Выбрать главу

- Двадцать злотых.

Я чуть ли не подавился, а он - видя мое молчание - продолжил:

- Знаете, это очень хорошая рама. Нужно только добавить два колеса и руль... Отличная рама.

- Как раз такую я и ищу, - ответил я ему. - И вот, наконец, нашел. Это очень хорошая рама, поэтому не могу дать вам за нее так немного. Она стоит, самое малое, злотых двести.

Я сунул ему эти две сотни, схватил раму и как можно быстрее ушел, а потом еще полчаса как дурак таскался по Базару с этой железякой, ища угол, куда бы можно было ее сунуть. Наконец такое место нашлось за какой-то будкой. Когда я рассказал об этом брату о том, как мне было стыдно пробираться с этой рамой в толпе, тот долго смеялся, а в самом конце сказал:

- Знаешь, вот это и есть романтичность - то, как ты таскался с этой ржавой железкой. Возможно. А мо­жет и нет, ведь если бы каждая филантропичная жалостливость считалась бы романтичностью... Не знаю.

А может, романтичность - это тот осенний день, когда выявилась подлость знакомого мне человека, одного из тех великих, которые мыслят, хотя и не имеют к тому призвания. Меня охватило то самое чувство, о котором мсье де Лассай говорил (как свидетельствует Шамфор), что надо каждое утро проглатывать жабу, чтобы уже не испытывать отвращения весь остаток дня, когда придется проводить его среди людей. я бес­цельно шатался по улочкам родной для меня Саской Кемпы (исторический район Варшавы - прим. перев.) и вдруг, проходя мимо костела, услыхал из открытых дверей музыку настолько прекрасную, что она окутала мою душу трогательностью и начала лечить, Я вошел в неф. Было пусто и темно, лишь на алтаре поблескивал ма­ленький красный огонек, и где-то высоко надо мной из органа вырывались звуки, объединенные той чудесной мелодией, бились в своды и отражались от них прямо мне в уши.
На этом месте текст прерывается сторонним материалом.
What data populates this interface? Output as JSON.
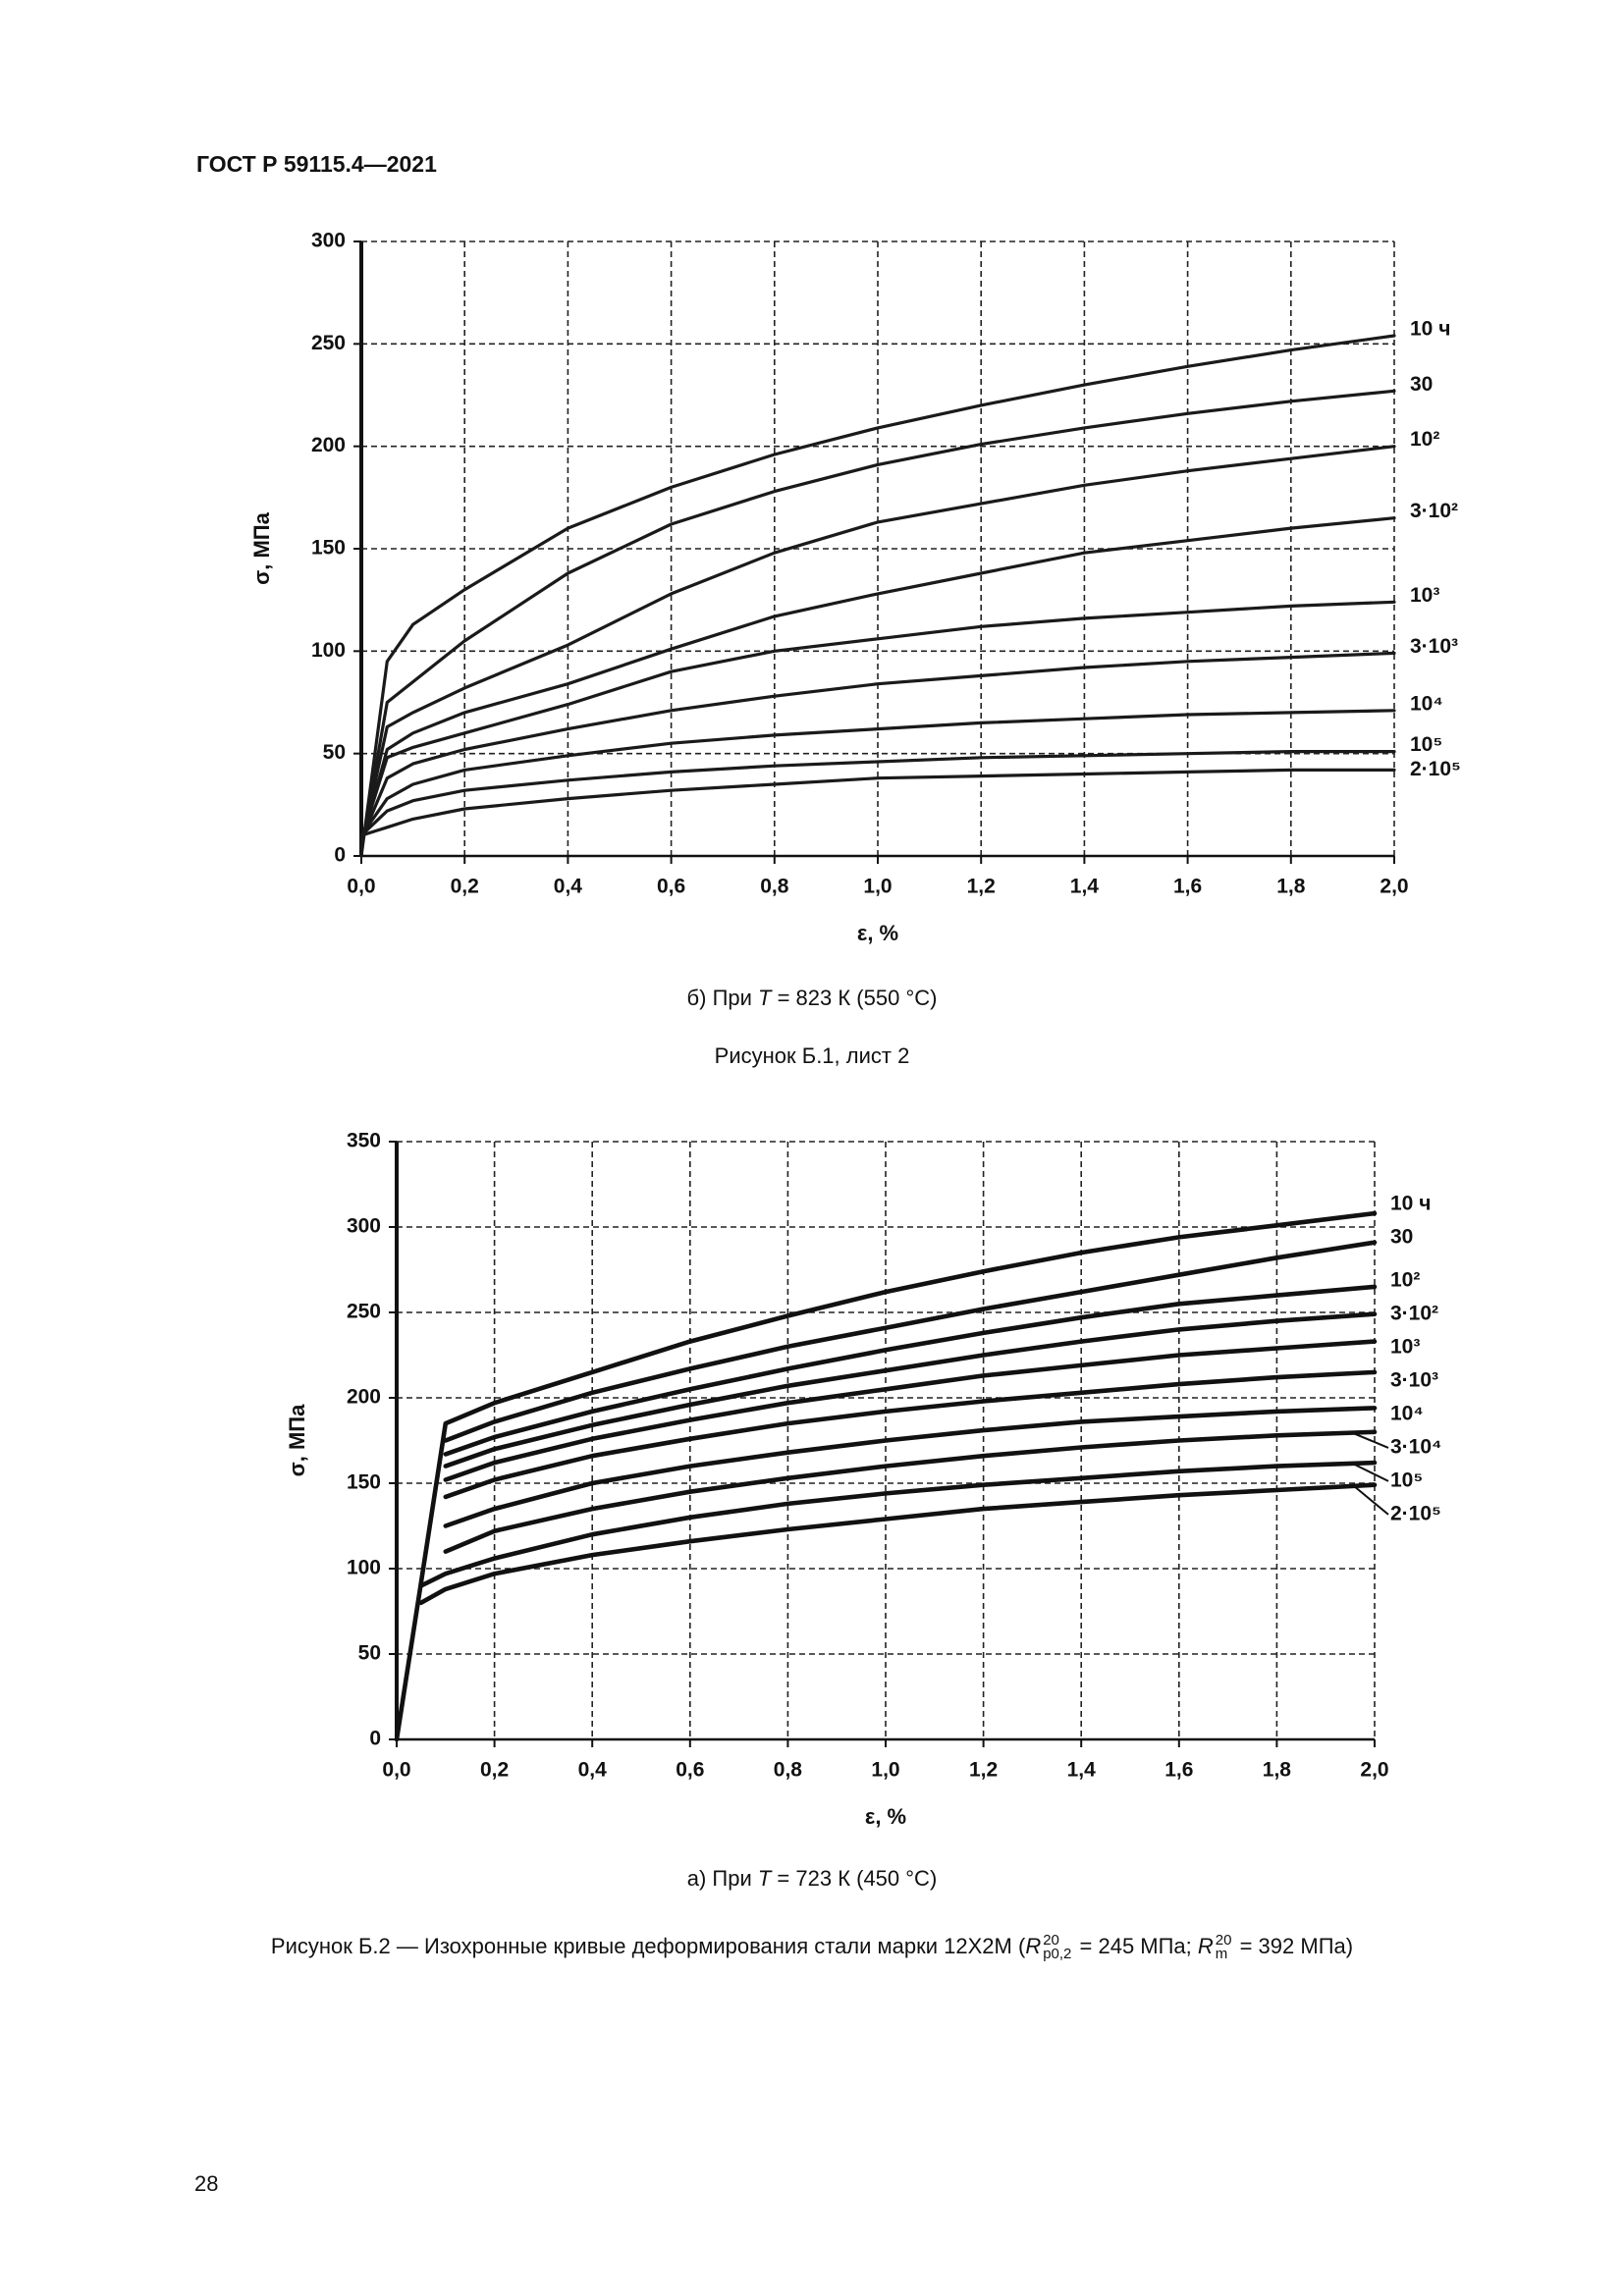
{
  "header": {
    "title": "ГОСТ Р 59115.4—2021"
  },
  "chart_data": [
    {
      "type": "line",
      "caption": {
        "prefix": "б) При ",
        "variable": "T",
        "suffix": " = 823 К (550 °C)"
      },
      "xlabel": "ε, %",
      "ylabel": "σ, МПа",
      "color": "#1a1a1a",
      "grid": true,
      "xlim": [
        0,
        2
      ],
      "ylim": [
        0,
        300
      ],
      "xticks": [
        {
          "value": 0,
          "label": "0,0"
        },
        {
          "value": 0.2,
          "label": "0,2"
        },
        {
          "value": 0.4,
          "label": "0,4"
        },
        {
          "value": 0.6,
          "label": "0,6"
        },
        {
          "value": 0.8,
          "label": "0,8"
        },
        {
          "value": 1,
          "label": "1,0"
        },
        {
          "value": 1.2,
          "label": "1,2"
        },
        {
          "value": 1.4,
          "label": "1,4"
        },
        {
          "value": 1.6,
          "label": "1,6"
        },
        {
          "value": 1.8,
          "label": "1,8"
        },
        {
          "value": 2,
          "label": "2,0"
        }
      ],
      "yticks": [
        0,
        50,
        100,
        150,
        200,
        250,
        300
      ],
      "x": [
        0,
        0.05,
        0.1,
        0.2,
        0.4,
        0.6,
        0.8,
        1.0,
        1.2,
        1.4,
        1.6,
        1.8,
        2.0
      ],
      "series": [
        {
          "name": "10 ч",
          "values": [
            0,
            95,
            113,
            130,
            160,
            180,
            196,
            209,
            220,
            230,
            239,
            247,
            254
          ]
        },
        {
          "name": "30",
          "values": [
            3,
            75,
            85,
            105,
            138,
            162,
            178,
            191,
            201,
            209,
            216,
            222,
            227
          ]
        },
        {
          "name": "10²",
          "values": [
            5,
            63,
            70,
            82,
            103,
            128,
            148,
            163,
            172,
            181,
            188,
            194,
            200
          ]
        },
        {
          "name": "3·10²",
          "values": [
            6,
            52,
            60,
            70,
            84,
            101,
            117,
            128,
            138,
            148,
            154,
            160,
            165
          ]
        },
        {
          "name": "10³",
          "values": [
            8,
            48,
            53,
            60,
            74,
            90,
            100,
            106,
            112,
            116,
            119,
            122,
            124
          ]
        },
        {
          "name": "3·10³",
          "values": [
            8,
            38,
            45,
            52,
            62,
            71,
            78,
            84,
            88,
            92,
            95,
            97,
            99
          ]
        },
        {
          "name": "10⁴",
          "values": [
            10,
            28,
            35,
            42,
            49,
            55,
            59,
            62,
            65,
            67,
            69,
            70,
            71
          ]
        },
        {
          "name": "10⁵",
          "values": [
            10,
            22,
            27,
            32,
            37,
            41,
            44,
            46,
            48,
            49,
            50,
            51,
            51
          ]
        },
        {
          "name": "2·10⁵",
          "values": [
            10,
            14,
            18,
            23,
            28,
            32,
            35,
            38,
            39,
            40,
            41,
            42,
            42
          ]
        }
      ]
    },
    {
      "type": "line",
      "caption": {
        "prefix": "а) При ",
        "variable": "T",
        "suffix": " = 723 К (450 °C)"
      },
      "xlabel": "ε, %",
      "ylabel": "σ, МПа",
      "color": "#111111",
      "grid": true,
      "xlim": [
        0,
        2
      ],
      "ylim": [
        0,
        350
      ],
      "xticks": [
        {
          "value": 0,
          "label": "0,0"
        },
        {
          "value": 0.2,
          "label": "0,2"
        },
        {
          "value": 0.4,
          "label": "0,4"
        },
        {
          "value": 0.6,
          "label": "0,6"
        },
        {
          "value": 0.8,
          "label": "0,8"
        },
        {
          "value": 1,
          "label": "1,0"
        },
        {
          "value": 1.2,
          "label": "1,2"
        },
        {
          "value": 1.4,
          "label": "1,4"
        },
        {
          "value": 1.6,
          "label": "1,6"
        },
        {
          "value": 1.8,
          "label": "1,8"
        },
        {
          "value": 2,
          "label": "2,0"
        }
      ],
      "yticks": [
        0,
        50,
        100,
        150,
        200,
        250,
        300,
        350
      ],
      "x": [
        0,
        0.05,
        0.1,
        0.2,
        0.4,
        0.6,
        0.8,
        1.0,
        1.2,
        1.4,
        1.6,
        1.8,
        2.0
      ],
      "series": [
        {
          "name": "10 ч",
          "values": [
            0,
            92,
            185,
            197,
            215,
            233,
            248,
            262,
            274,
            285,
            294,
            301,
            308
          ]
        },
        {
          "name": "30",
          "values": [
            null,
            null,
            175,
            186,
            203,
            217,
            230,
            241,
            252,
            262,
            272,
            282,
            291
          ]
        },
        {
          "name": "10²",
          "values": [
            null,
            null,
            167,
            177,
            192,
            205,
            217,
            228,
            238,
            247,
            255,
            260,
            265
          ]
        },
        {
          "name": "3·10²",
          "values": [
            null,
            null,
            160,
            170,
            184,
            196,
            207,
            216,
            225,
            233,
            240,
            245,
            249
          ]
        },
        {
          "name": "10³",
          "values": [
            null,
            null,
            152,
            162,
            176,
            187,
            197,
            205,
            213,
            219,
            225,
            229,
            233
          ]
        },
        {
          "name": "3·10³",
          "values": [
            null,
            null,
            142,
            152,
            166,
            176,
            185,
            192,
            198,
            203,
            208,
            212,
            215
          ]
        },
        {
          "name": "10⁴",
          "values": [
            null,
            null,
            125,
            135,
            150,
            160,
            168,
            175,
            181,
            186,
            189,
            192,
            194
          ]
        },
        {
          "name": "3·10⁴",
          "values": [
            null,
            null,
            110,
            122,
            135,
            145,
            153,
            160,
            166,
            171,
            175,
            178,
            180
          ]
        },
        {
          "name": "10⁵",
          "values": [
            null,
            90,
            97,
            106,
            120,
            130,
            138,
            144,
            149,
            153,
            157,
            160,
            162
          ]
        },
        {
          "name": "2·10⁵",
          "values": [
            null,
            80,
            88,
            97,
            108,
            116,
            123,
            129,
            135,
            139,
            143,
            146,
            149
          ]
        }
      ]
    }
  ],
  "figure_b1": {
    "caption": "Рисунок Б.1, лист 2"
  },
  "figure_b2": {
    "caption": {
      "prefix": "Рисунок Б.2 — Изохронные кривые деформирования стали марки 12Х2М (",
      "r1": "R",
      "r1_sub": "p0,2",
      "r1_sup": "20",
      "mid": " = 245 МПа; ",
      "r2": "R",
      "r2_sub": "m",
      "r2_sup": "20",
      "suffix": " = 392 МПа)"
    }
  },
  "page_number": "28"
}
Уже не помню, толи это была "Токката до-минор" Больманна, то ли хоральная фантазия Франка (скорее всего, именно второе), во всяком случае – как оказалось впоследствии - играл виртуоз мирового класса, профессор Феликс Рончковский, готовясь к завтраш­нему концерту. А я сидел, окутавшись хоралами, и мне было так хорошо... Потому что, забыл я вам сказать, органная музыка, которая является второй (после молитвы) религиозной экспрессией человека, стала одним из важнейших атрибутов романтичности. Тишина у Фридриха несет в себе нечто из языка органа. Тишина, насту­пившая в костеле, когда профессор закончил играть, имела в себе то самое, Фридриховское звучание. Я побла­годарил и вышел на улицу в настроении всеобъемлющей романтичности. Именно так я все это чувствовал.

Но существует, по-видимому, романтичность и региональная. Польская романтичность связывается у меня с пейзажем, что виден через кухонное окно лесной сторожки моего тестя. Если стать за метр от этого окна, вид, заключенный меж резными фрамугами принимает характер картины в раме. На первом плане не­сколько затуманенные (поскольку резкость взгляда настроена на дальний план), высокие садовые цветы и под­солнухи, дальше деревянная, уже подгнившая ограда, потом золотые, волнующиеся поля пшеницы и парал­лельные полосы вспаханной земли, где ни с того, ни с сего вырастает одинокая белая береза, а за нею уже под­ковообразная стена леса, над которым висит голубое небо, жующее зефир облачков. И как же за этим лесом заходит солнце, заливая кровью всю долину! Или когда, присыпанная снегом, царит над ней тишь, свойствен­ная только глубочайшей зиме, когда ничто не движется, все спит - родная эта тишина непохожа на всякую иную тишину. Картину эту я называю, с первого же мгновения, когда увидал ее: "Вот это и есть Польша". Каж­дый раз, когда я приезжаю в лесную сторожку Гробле, забегаю первым делом в кухню и набираю в легкие ог­ромный глоток этого образа. Я забираю его с собою за каждую границу, и это он причина того, что предпочел бы дома в кандалах, чем у чужих в панах - возвращаюсь, иначе не могу без него жить. Романтичность ли это? Мне кажется так, но могу и ошибаться. Возможно, я уж слишком все это упрощаю, сводя сложнейшие состоя­ния души к банальным по сути своей аналогиям, так что я могу и ошибаться как Вильгельм Вайшедель, кото­рый во время публичной лекции о философии Хайдеггера старался говорить проще обычного, так как в первом ряду сидел какой-то внимательно слушающий мужичок, а после лекции выяснилось, что это был сам Хайдег­гер.